L'écocide au creux de nos âmes
Dans le Texte
Stéphane Lavignotte
Judith Bernard
Et si c’étaient nos âmes, qui étaient malades ? Cela fait longtemps qu’on identifie le problème de nos "imaginaires" comme central dans la question de la révolution nécessaire pour s’arracher à la dévastation généralisée du monde en quoi consiste la dernière phase du capitalisme que nous sommes en train de vivre. C’est par nos affects, nos désirs, et donc au fond nos représentations inconscientes qu’il nous tient, et c’est en les métamorphosant d’abord que nous pourrons sauver notre destin collectif. Car les imaginaires, ça se travaille : par les discours, par les récits, par l’art en général, par la politique bien sûr… et par la religion !
Avant d’être reconfigurés par les axiomes du capitalisme néolibéral, nos imaginaires ont été structurés pendant des siècles par les dogmes judéo-chrétiens qui ont façonné notre vision de nous-mêmes et notre relation à tout ce qui n’est pas « nous ». Si l’Occident est devenu le grand prédateur du monde, ce n’est pas en dépit de son imaginaire judéo-chrétien, mais sans doute à la faveur de celui-ci : dès la Génèse il est intimé à l’homme de dominer la terre et d’assujettir les animaux, et voici dès lors l’humain propulsé en dehors de la nature qu’il sera en droit d’instrumentaliser sans trêve pour que s’y manifeste la Providence par laquelle Dieu pourvoira toujours à ses besoins… Dès le départ, le délétère fantasme d'un monde à disposition et d’une croissance infinie semble inoculé au creux de nos âmes.
La théologie se présente alors comme un chantier archéologique : il faut fouiller tout ce que le temps long a déposé dans nos imaginaires spirituels, et puis trier aussi, le bon grain de l’ivraie. Car le chantier est un « champ de bataille », où les interprétations bientôt viennent à s’affronter : c’est la proposition analytique de Stéphane Lavignotte. Dans son ouvrage paru chez Textuel, L’Ecologie, champ de bataille théologique, ce passionnant pasteur nourri de sciences sociales et politiques examine les «théologèmes», ces représentations inconscientes héritées des textes religieux, et montre leur cheminement au fil du temps. Car il faut souvent des siècles pour que les représentations déposées dans les textes religieux rencontrent l’époque de leur pleine réalisation ; il faut la Renaissance, et toute l’épistémè de la Modernité pour que les inclinations écocides du judéo-christianisme prennent leur essor et entreprennent la conquête intégrale du vivant et le saccage du monde. Mais la Renaissance c’est aussi le temps de Calvin et de la Réforme, qui lit dans la Génèse non la promotion de l’homme comme dominateur du monde, mais sa responsabilité comme intendant et protecteur du vivant. Ainsi dans nos âmes sont déposées aussi, en mode mineur, cette intuition, cette sensation, que ce qui nous entoure est infiniment plus grand que nous, et nous oblige. Ces théologèmes-là, longtemps tenus en sommeil, ne sont pas moins disponibles dans nos imaginaires que ceux qui nous ont jetés dans la prédation du monde ; ils n’attendent que leur époque, qui a manifestement déjà commencé, pour prendre les commandes de nos actes, et nous arracher à l’obscurantisme suicidaire du capitalisme…
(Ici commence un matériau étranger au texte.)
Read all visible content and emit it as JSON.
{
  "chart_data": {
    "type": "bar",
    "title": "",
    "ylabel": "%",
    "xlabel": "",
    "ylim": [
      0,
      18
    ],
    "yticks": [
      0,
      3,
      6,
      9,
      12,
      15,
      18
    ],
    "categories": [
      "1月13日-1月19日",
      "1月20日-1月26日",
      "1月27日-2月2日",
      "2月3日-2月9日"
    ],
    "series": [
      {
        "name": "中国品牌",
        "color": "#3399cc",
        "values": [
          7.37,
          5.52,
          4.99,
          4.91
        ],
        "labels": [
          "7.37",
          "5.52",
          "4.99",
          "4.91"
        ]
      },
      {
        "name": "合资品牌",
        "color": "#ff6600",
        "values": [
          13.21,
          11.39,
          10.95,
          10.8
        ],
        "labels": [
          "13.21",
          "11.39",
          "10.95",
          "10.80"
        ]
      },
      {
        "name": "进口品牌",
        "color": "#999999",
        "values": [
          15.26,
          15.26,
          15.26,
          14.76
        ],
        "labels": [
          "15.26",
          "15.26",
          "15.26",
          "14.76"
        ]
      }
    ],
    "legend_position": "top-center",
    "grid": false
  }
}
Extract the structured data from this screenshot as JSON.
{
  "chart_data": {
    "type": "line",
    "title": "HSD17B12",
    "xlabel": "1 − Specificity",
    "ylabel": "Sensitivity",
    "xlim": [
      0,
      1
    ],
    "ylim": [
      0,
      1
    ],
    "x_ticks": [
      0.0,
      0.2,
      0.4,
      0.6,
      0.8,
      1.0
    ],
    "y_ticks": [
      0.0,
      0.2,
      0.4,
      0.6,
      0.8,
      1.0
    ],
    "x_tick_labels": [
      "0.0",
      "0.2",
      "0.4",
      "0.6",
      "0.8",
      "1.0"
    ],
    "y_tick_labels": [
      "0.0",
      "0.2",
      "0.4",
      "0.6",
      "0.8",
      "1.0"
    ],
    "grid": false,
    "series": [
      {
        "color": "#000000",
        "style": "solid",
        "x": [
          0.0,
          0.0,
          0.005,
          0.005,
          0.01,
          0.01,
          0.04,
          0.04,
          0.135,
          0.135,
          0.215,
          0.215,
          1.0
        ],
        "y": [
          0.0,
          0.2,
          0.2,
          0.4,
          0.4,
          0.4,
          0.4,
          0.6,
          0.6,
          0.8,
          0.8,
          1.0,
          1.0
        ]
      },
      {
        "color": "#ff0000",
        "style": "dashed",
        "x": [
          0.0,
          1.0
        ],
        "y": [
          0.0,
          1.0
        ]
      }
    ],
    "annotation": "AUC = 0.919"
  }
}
Alors voilà : âme, religion, théologie, les gros mots sont lancés, pavés dans la mare de la gauche radicale qui a tendance à tenir les croyances pour des formes d’arriération mentale et les religions pour une toxicomanie délétère (l’opium du peuple, tout ça…). On peut s’en tenir à cet athéïsme militant – et me semble-t-il un peu borné. On peut aussi prendre acte de ce que les croyances sont partout (y compris chez ceux qui les réprouvent), et que nos imaginaires sont hantés de représentations héritées qu’il faut connaître pour pleinement s’en saisir. Etudier les imaginaires spirituels comme des objets sociaux ce n’est pas seulement mieux connaître ce qui nous a déterminés à devenir ce que nous sommes ; c’est se donner l’opportunité de mieux comprendre ce qui nous fera faire ce que nous avons à faire… Et puis rendre justice aussi, à ce que nous sentons plus ou moins confusément, qui nous habite et que nous situons variablement au-dessus ou autour de nous: ce transcendant qui nous oblige, qu’on le nomme Dieu, la nature, l’humanité, les générations futures ou les peuples du Sud, vis-à-vis de quoi nous ne pouvons plus nier avoir une dette et des responsabilités.